Волчий паспорт - Евгений Евтушенко
Шрифт:
Интервал:
Закладка:
История их дружбы, как мне потом рассказали, была следующая. Когда в 1941 году Меламед подал заявление о том, что он готов идти добровольцем на фронт, то в графе «знание языков» поставил «немецкий», хотя знал его только в школьном объеме. Знание немецкого тогда было в цене. Несмотря на чисто символический вес Меламеда – чуть больше пятидесяти килограммов – и на его общий скелетообразный вид голодающего индуса, его направили в десантный отряд парашютистов. Меламед был сброшен с парашютом в белорусских лесах на предмет получения «языка». При приземлении все десантники погибли – за исключением Меламеда, которого, возможно, спас его почти несуществующий вес. Меламед зацепился за сук сосны и повис на парашютных стропах. Затем ему удалось их перерезать и опуститься на землю. Но задание Меламед помнил и решил его выполнить.

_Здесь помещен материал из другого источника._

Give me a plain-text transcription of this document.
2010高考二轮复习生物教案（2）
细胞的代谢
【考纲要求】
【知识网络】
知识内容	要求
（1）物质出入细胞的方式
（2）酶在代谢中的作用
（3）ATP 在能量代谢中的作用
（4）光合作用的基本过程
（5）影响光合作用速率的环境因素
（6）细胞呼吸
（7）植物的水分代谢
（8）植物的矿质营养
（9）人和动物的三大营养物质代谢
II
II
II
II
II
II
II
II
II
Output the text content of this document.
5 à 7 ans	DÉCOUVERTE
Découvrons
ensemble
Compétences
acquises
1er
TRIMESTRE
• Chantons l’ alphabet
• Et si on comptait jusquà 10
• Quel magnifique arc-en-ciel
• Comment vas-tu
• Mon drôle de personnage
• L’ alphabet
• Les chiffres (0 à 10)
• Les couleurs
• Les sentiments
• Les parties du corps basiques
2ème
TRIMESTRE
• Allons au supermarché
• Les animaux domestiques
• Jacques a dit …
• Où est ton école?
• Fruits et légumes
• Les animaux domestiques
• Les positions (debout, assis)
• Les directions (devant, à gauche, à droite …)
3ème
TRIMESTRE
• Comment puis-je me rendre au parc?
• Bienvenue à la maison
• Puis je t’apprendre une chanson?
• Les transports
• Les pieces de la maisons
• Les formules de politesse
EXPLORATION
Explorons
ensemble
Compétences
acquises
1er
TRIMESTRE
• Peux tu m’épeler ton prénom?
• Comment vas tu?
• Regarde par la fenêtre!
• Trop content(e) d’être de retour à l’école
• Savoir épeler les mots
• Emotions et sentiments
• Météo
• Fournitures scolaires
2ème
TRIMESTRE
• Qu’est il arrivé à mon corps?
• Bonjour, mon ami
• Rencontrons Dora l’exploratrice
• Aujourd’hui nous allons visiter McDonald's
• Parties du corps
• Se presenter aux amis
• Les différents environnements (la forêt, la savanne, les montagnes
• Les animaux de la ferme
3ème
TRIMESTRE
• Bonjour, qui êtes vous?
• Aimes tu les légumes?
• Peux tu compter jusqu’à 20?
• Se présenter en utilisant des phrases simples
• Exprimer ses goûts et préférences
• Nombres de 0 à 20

Однажды после налета нашей артиллерии он нашел в лесу немецкого обер-лейтенанта, раненного в ногу, и потащил его на себе. Для нас, знавших физические возможности Меламеда, это было непредставимо. Ориентировки у него не было никакой: подготовка была спешной и к тому же компас был разбит при приземлении. Знание немецкого языка у него было плохонькое, но срок для освежения знаний был предостаточный: он блуждал, таская на себе Пауля, около месяца. Меламед проделал Паулю операцию, выковыряв у него из ноги осколок своим кинжалом, смастерил ему костыль из молодых березок, и немец кое-как заковылял вместе с Меламедом в сторону плена, спасительного среди осточертевшей ему войны. А по пути они подружились, и Пауль научил Меламеда петь тирольские песни. При пересечении линии фронта, видя, как Меламед обнимается с немецким обер-лейтенантом на прощание, работники Смерша на всякий случай арестовали Меламеда, но потом отпустили ввиду его явной неспособности быть немецким шпионом…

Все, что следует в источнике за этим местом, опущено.